Galen climbed out of the water, and the time runner handed him a blue heat winner’s ribbon, the same size and thickness as a bookmark, and a fun-sized pack of Famous Amos cookies, because nothing says you’re a winner like a pouch full of sugar. The boys in the heats to come would all post faster times, but for the moment he was the victor, alone under the lights. His mom and brother beamed down from the balcony. “Good job!” I said. I held up my hand for him to slap. “Way to go!”
Crocodile Dundee flipped the pages of his heat sheet and said, “You know, that time was a state cut. He just earned an invitation to the big dance.” He pursed his lips and nodded, delighted to convey this information.

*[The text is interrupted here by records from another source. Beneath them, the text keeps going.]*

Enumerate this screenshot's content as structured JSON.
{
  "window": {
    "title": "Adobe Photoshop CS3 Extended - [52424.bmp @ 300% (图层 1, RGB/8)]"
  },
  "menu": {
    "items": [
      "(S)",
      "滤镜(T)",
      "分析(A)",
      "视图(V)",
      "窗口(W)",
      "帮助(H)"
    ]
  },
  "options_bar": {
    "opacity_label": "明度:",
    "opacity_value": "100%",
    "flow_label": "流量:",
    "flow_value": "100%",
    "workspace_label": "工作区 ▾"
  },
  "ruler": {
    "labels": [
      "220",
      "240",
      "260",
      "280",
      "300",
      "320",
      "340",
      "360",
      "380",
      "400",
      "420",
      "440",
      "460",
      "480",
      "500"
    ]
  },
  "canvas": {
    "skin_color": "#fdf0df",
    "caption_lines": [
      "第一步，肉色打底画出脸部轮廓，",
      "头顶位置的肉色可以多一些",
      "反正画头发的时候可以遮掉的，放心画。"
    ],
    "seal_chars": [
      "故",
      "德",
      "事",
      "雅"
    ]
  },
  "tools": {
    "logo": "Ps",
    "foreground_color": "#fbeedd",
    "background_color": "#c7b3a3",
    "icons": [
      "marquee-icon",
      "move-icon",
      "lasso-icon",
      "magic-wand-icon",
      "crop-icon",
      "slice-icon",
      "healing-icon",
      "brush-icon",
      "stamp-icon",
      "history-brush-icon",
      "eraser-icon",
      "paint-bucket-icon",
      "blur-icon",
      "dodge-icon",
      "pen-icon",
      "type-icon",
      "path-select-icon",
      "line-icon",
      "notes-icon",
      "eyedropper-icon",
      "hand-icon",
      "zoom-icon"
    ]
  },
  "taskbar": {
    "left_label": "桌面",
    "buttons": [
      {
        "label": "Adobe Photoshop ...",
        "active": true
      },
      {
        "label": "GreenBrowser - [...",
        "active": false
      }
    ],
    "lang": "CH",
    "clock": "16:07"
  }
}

I’d heard some of the other parents talking about the state championship, a three-day invitational in Milwaukee. A long way to go for a twenty-second race, though I had friends who’d flown across oceans for shorter swims.
“I did?” Galen said, all teeth and golly-gee. Apparently he’d heard about the state champs, too. He peeled off his cap and goggles and handed them to me. “Do I get to go, Dad?”
I could see my future. I wasn’t ready, and at the same time I was so tingly with pride I could hardly contain myself. The textbook definition of ambivalent. Galen’s excitement flowed like a mighty river. The gravity alone could have carved a hole in my chest.
“Of course,” I said. I set my hand on his wet head. “We wouldn’t miss it for the world.”